# Multimedia Festplatte & WLAN USB Adapter



## Jango Qel Droma (24. Januar 2009)

Hallo,

ich habe eine Multimedia Festplatte von Olidata an meinem Fernsehr angeschlossen. Jetzt wollte ich auch auf meinem PC zugreifen, doch für einen direkten USB-Anschluss oder LAN-Anschluss ist der Weg zu weit. Die Festplatte selber unterstütz laut Handbuch auch den Anschluss von WLAN USB Adaptern.
Jetzt wollte ich wissen, ob ich hierfür einen Speziellen USB-Adapter brauch oder ein ganz normaler ausreicht, doch bei denen muss man ja auch die Treiber noch Installieren.
Könnte mir dann auch noch jemand sagen welche WLAN USB-Adapter am bester dafür geeignet sind?

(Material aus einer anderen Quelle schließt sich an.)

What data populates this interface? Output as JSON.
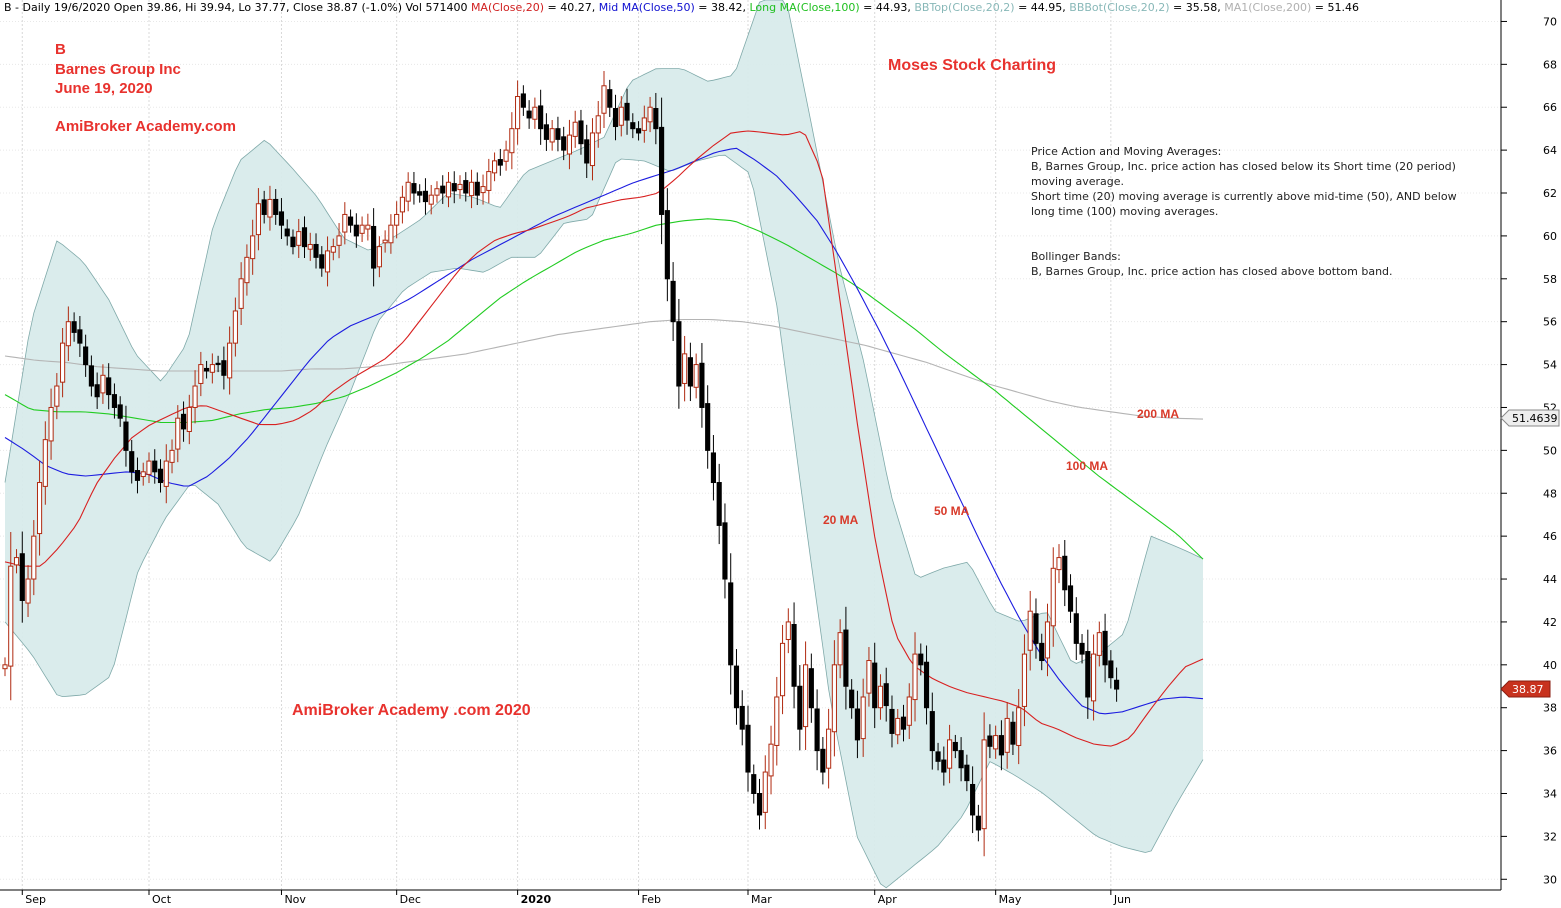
{
  "header": {
    "segments": [
      {
        "text": "B - Daily 19/6/2020 Open 39.86, Hi 39.94, Lo 37.77, Close 38.87 (-1.0%) Vol 571400 ",
        "color": "#000000"
      },
      {
        "text": "MA(Close,20)",
        "color": "#d02020"
      },
      {
        "text": " = 40.27, ",
        "color": "#000000"
      },
      {
        "text": "Mid MA(Close,50)",
        "color": "#1010d0"
      },
      {
        "text": " = 38.42, ",
        "color": "#000000"
      },
      {
        "text": "Long MA(Close,100)",
        "color": "#20c020"
      },
      {
        "text": " = 44.93, ",
        "color": "#000000"
      },
      {
        "text": "BBTop(Close,20,2)",
        "color": "#88b8b8"
      },
      {
        "text": " = 44.95, ",
        "color": "#000000"
      },
      {
        "text": "BBBot(Close,20,2)",
        "color": "#88b8b8"
      },
      {
        "text": " = 35.58, ",
        "color": "#000000"
      },
      {
        "text": "MA1(Close,200)",
        "color": "#b0b0b0"
      },
      {
        "text": " = 51.46",
        "color": "#000000"
      }
    ]
  },
  "titles": {
    "ticker": "B",
    "company": "Barnes Group Inc",
    "date": "June 19, 2020",
    "site": "AmiBroker Academy.com",
    "brand": "Moses Stock Charting",
    "watermark": "AmiBroker Academy .com  2020"
  },
  "notes": {
    "ma_title": "Price Action and Moving Averages:",
    "ma_line1": "B, Barnes Group, Inc. price action has closed below its Short time (20 period)",
    "ma_line2": "moving average.",
    "ma_line3": "Short time (20) moving average is currently above mid-time (50), AND below",
    "ma_line4": "long time (100) moving averages.",
    "bb_title": "Bollinger Bands:",
    "bb_line1": "B, Barnes Group, Inc. price action has closed above bottom band."
  },
  "ma_labels": {
    "ma20": "20 MA",
    "ma50": "50 MA",
    "ma100": "100 MA",
    "ma200": "200 MA"
  },
  "price_badges": {
    "ma200_value": "51.4639",
    "last_close": "38.87"
  },
  "colors": {
    "ma20": "#d82020",
    "ma50": "#1c1ce0",
    "ma100": "#22cc22",
    "ma200": "#b4b4b4",
    "bb_fill": "#d8ebeb",
    "bb_edge": "#7fa9a9",
    "up_candle": "#b02a10",
    "down_candle": "#000000"
  },
  "chart_data": {
    "type": "candlestick",
    "ylim": [
      29.5,
      71
    ],
    "y_ticks": [
      30,
      32,
      34,
      36,
      38,
      40,
      42,
      44,
      46,
      48,
      50,
      52,
      54,
      56,
      58,
      60,
      62,
      64,
      66,
      68,
      70
    ],
    "x_ticks": [
      {
        "label": "Sep",
        "day": 3
      },
      {
        "label": "Oct",
        "day": 25
      },
      {
        "label": "Nov",
        "day": 48
      },
      {
        "label": "Dec",
        "day": 68
      },
      {
        "label": "2020",
        "day": 89
      },
      {
        "label": "Feb",
        "day": 110
      },
      {
        "label": "Mar",
        "day": 129
      },
      {
        "label": "Apr",
        "day": 151
      },
      {
        "label": "May",
        "day": 172
      },
      {
        "label": "Jun",
        "day": 192
      }
    ],
    "n_days": 209,
    "closes": [
      40,
      44.6,
      45,
      43,
      44,
      46,
      48.5,
      50.5,
      52,
      53,
      55,
      56,
      55.5,
      55,
      54,
      53,
      52.5,
      53.5,
      52.6,
      52,
      51.5,
      50,
      49,
      48.6,
      49,
      49.5,
      49,
      48.5,
      49.5,
      50,
      51.5,
      51,
      52,
      53,
      54,
      53.7,
      54,
      54,
      53.5,
      55,
      56.5,
      58,
      59,
      60,
      61.5,
      61,
      61.7,
      61,
      60.5,
      60,
      59.5,
      60.2,
      59.5,
      59.6,
      59,
      58.5,
      59.3,
      59.5,
      60,
      61,
      60.5,
      60,
      60.5,
      60.5,
      58.5,
      59.5,
      59.8,
      60.5,
      61,
      61.8,
      62.5,
      62,
      61.9,
      61.6,
      61.9,
      62.2,
      62,
      62.5,
      62.1,
      62.4,
      62,
      62.5,
      61.9,
      62.3,
      63,
      63.5,
      63.3,
      64,
      65,
      66.5,
      66,
      65.5,
      66,
      65,
      64.5,
      65,
      64.5,
      64,
      64.7,
      65.3,
      64.3,
      63.4,
      64.8,
      65.6,
      67,
      66,
      65.1,
      66,
      65.4,
      65,
      64.8,
      65.5,
      66,
      65,
      61,
      58,
      56,
      53,
      54.5,
      53,
      54,
      52,
      50,
      48.5,
      46.5,
      44,
      40,
      38,
      37,
      35,
      34,
      33,
      35,
      36.3,
      38.5,
      41,
      42,
      39,
      37,
      40,
      38,
      36,
      35,
      37,
      40,
      41.5,
      39,
      38,
      36.5,
      38.5,
      40.2,
      38,
      39,
      38.1,
      36.8,
      37.5,
      37,
      38.5,
      40.5,
      40,
      38,
      36,
      35.5,
      35,
      36.5,
      36,
      35.2,
      34.6,
      33,
      32.3,
      36.5,
      36.2,
      36.7,
      35.8,
      37.5,
      36.3,
      38,
      40.5,
      42.5,
      41,
      40.2,
      42,
      44.5,
      45,
      43.5,
      42.5,
      41,
      40.5,
      38.5,
      40.5,
      41.5,
      40,
      39.4,
      38.87
    ],
    "ma20": [
      44.8,
      44.6,
      44.6,
      45.5,
      46.6,
      48.4,
      49.6,
      50.6,
      51.2,
      51.6,
      52.0,
      52.1,
      51.8,
      51.5,
      51.2,
      51.2,
      51.4,
      51.9,
      52.7,
      53.3,
      53.8,
      54.3,
      55.1,
      56.2,
      57.3,
      58.4,
      59.2,
      59.8,
      60.1,
      60.3,
      60.6,
      60.9,
      61.3,
      61.5,
      61.7,
      61.8,
      62.0,
      62.7,
      63.5,
      64.2,
      64.8,
      64.9,
      64.8,
      64.7,
      64.9,
      63.0,
      57.0,
      51.0,
      45.5,
      41.5,
      40.0,
      39.4,
      39.0,
      38.7,
      38.5,
      38.3,
      38.0,
      37.3,
      37.0,
      36.6,
      36.3,
      36.2,
      36.6,
      37.8,
      38.9,
      39.9,
      40.27
    ],
    "ma50": [
      50.6,
      50.0,
      49.3,
      48.9,
      48.8,
      48.9,
      49.0,
      48.9,
      48.5,
      48.3,
      48.8,
      49.6,
      50.6,
      51.8,
      53.0,
      54.2,
      55.2,
      55.8,
      56.2,
      56.6,
      57.1,
      57.7,
      58.3,
      58.9,
      59.4,
      59.9,
      60.4,
      60.9,
      61.3,
      61.7,
      62.1,
      62.5,
      62.8,
      63.1,
      63.5,
      63.9,
      64.1,
      63.5,
      62.8,
      61.8,
      60.7,
      59.2,
      57.5,
      55.7,
      53.8,
      51.8,
      49.8,
      47.8,
      45.8,
      43.9,
      42.1,
      40.5,
      39.2,
      38.1,
      37.7,
      37.8,
      38.1,
      38.4,
      38.5,
      38.42
    ],
    "ma100": [
      52.6,
      51.9,
      51.8,
      51.8,
      51.7,
      51.5,
      51.3,
      51.3,
      51.4,
      51.7,
      51.9,
      52.0,
      52.2,
      52.5,
      53.0,
      53.6,
      54.3,
      55.1,
      56.1,
      57.1,
      57.9,
      58.6,
      59.3,
      59.8,
      60.1,
      60.5,
      60.7,
      60.8,
      60.7,
      60.2,
      59.6,
      58.9,
      58.2,
      57.4,
      56.5,
      55.6,
      54.6,
      53.7,
      52.8,
      51.8,
      50.8,
      49.8,
      48.8,
      47.9,
      47.0,
      46.1,
      44.93
    ],
    "ma200": [
      54.4,
      54.2,
      54.1,
      53.9,
      53.8,
      53.7,
      53.7,
      53.7,
      53.7,
      53.7,
      53.8,
      53.8,
      53.9,
      54.1,
      54.3,
      54.5,
      54.8,
      55.1,
      55.4,
      55.6,
      55.8,
      56.0,
      56.1,
      56.1,
      56.0,
      55.8,
      55.5,
      55.2,
      54.9,
      54.5,
      54.1,
      53.6,
      53.1,
      52.7,
      52.3,
      52.0,
      51.8,
      51.6,
      51.5,
      51.46
    ],
    "bb_top": [
      48.5,
      56,
      59.8,
      58.8,
      57,
      54.5,
      53.2,
      55,
      60.5,
      63.5,
      64.5,
      63.2,
      61.8,
      59.9,
      59.3,
      60,
      60.8,
      62,
      61.8,
      61.3,
      63,
      63.5,
      64,
      64.6,
      67.2,
      67.8,
      67.8,
      67.2,
      67.5,
      71,
      71,
      65,
      58.8,
      54,
      48,
      44,
      44.5,
      44.8,
      42.5,
      42,
      42.5,
      40,
      40.5,
      41.5,
      46,
      45.5,
      44.95
    ],
    "bb_bot": [
      42,
      40.5,
      38.5,
      38.6,
      39.5,
      44.4,
      46.8,
      48.5,
      47.5,
      45.5,
      44.8,
      46.9,
      50,
      52.8,
      56,
      57.5,
      58.3,
      58.5,
      58.3,
      59,
      59,
      60.6,
      60.8,
      63.6,
      63.5,
      63,
      63.5,
      63.8,
      62.9,
      56.7,
      47.3,
      38.3,
      32,
      29.5,
      30.5,
      31.5,
      33,
      35.5,
      34.8,
      34,
      33,
      32,
      31.5,
      31.2,
      33.5,
      35.58
    ]
  }
}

Danke schon jetzt für die Hilfe.

MFG Jango


----------



## petrili (25. Januar 2009)

Hi,
gibt das Handbuch dazu garnix her? Wenn niemand eine konkrete Antwort weiss würde ich an deiner Stelle morgen einmal schnell die Herstellerfirma anrufen denn ich bin mir sicher dass du da eine Auskunft bekommen wirst. Ich kann dir leider nix anderes sagen.

Gruss Peter


----------



## Jango Qel Droma (26. Januar 2009)

Hallo!

Nein das Handbuch gibt da überhaupt nichts her, zwar ist dort ein langer Abschnitt über LAN-Verbindung aber WLAN steht da nur das man einen WLAN-USB-Adapter anschließen kann und das einrichten erfolgt nach Beschreibung anderer.

MFG Jango


----------